I've also just seen "Eyes wide shut" the other day and it was nothing special either! I wrote a review of it at imdb.com, so you can check it out there if you like.
 
Anthony Burgess first published the novel A Clockwork Orange in 1962. Strangely, the US version had the final chapter cut from it by the New York publisher before publication. The rest of the world got the full version. But Kubrick? He based his film on the incomplete version, the US version of the novel. What happens in the last, the 21st chapter that was omitted from the film?

that was my biggest beef with the film. it was the book's end which made the meaning of the story for me and where the film ended left the tale as something else altogether which I didn't really personally concur with
 
Originally posted by xenophobe
What does Kevin Smith have to do with Clockwork Orange?

Kevin Smith is a brilliant guy, though a few of his films don't show it...

Has nothing to do with the book, the movie or Stanley Kubrick....
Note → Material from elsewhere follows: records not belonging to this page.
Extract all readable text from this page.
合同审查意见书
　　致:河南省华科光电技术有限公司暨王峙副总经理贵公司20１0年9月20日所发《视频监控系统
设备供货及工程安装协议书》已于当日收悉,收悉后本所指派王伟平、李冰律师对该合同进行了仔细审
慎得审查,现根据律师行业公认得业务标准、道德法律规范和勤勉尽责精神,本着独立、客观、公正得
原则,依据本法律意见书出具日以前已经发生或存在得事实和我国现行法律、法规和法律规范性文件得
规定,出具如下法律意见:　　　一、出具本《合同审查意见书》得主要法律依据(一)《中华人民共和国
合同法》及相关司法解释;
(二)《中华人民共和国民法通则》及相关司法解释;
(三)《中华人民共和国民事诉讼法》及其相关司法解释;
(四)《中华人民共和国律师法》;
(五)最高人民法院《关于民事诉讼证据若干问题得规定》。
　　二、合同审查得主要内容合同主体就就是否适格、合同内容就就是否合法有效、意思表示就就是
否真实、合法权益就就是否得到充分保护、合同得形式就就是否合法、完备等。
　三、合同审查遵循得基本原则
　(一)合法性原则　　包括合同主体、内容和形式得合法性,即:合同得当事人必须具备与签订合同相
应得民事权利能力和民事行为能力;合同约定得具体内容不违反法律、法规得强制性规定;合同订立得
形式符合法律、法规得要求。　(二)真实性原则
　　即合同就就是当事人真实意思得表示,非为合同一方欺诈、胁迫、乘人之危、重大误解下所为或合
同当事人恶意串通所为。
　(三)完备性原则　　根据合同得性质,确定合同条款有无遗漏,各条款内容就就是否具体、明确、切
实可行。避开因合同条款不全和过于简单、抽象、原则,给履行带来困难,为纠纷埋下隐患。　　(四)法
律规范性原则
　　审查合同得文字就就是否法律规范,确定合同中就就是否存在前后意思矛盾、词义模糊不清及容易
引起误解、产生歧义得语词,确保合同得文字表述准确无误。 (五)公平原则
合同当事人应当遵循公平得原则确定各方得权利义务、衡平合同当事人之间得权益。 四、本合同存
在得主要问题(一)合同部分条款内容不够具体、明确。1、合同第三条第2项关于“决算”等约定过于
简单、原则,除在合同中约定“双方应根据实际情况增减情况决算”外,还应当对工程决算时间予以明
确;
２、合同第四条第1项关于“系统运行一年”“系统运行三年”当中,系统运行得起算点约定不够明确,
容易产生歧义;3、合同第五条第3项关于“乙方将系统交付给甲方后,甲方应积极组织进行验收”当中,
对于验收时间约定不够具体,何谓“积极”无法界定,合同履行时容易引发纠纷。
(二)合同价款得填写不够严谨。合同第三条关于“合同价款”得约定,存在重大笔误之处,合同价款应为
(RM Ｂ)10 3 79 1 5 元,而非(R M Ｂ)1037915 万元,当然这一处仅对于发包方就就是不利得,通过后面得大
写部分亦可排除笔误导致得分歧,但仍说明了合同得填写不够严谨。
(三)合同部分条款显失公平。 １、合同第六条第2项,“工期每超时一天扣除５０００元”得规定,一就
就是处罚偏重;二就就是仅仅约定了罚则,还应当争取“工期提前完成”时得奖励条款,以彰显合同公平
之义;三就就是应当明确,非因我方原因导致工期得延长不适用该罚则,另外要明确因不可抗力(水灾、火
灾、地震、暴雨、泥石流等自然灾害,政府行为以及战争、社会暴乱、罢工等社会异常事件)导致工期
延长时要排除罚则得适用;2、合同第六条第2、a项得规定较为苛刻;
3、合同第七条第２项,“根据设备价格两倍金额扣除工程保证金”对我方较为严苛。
I don't know about Kevin Smith being a brilliant director.

He's a good writer, but he's nothing special when it comes to directing. Not even in the same leauge as Stanley Kubrick.
 
I think Kevin Smith is a better writer than director, but I like both aspects of him.

Clockwork Orange and The Shining are my favorite Kubrick movies, but I have only seen about half of them. Oh wait, I absolutely LOVED Dr. Strangelove, one of my favorite movies of all time.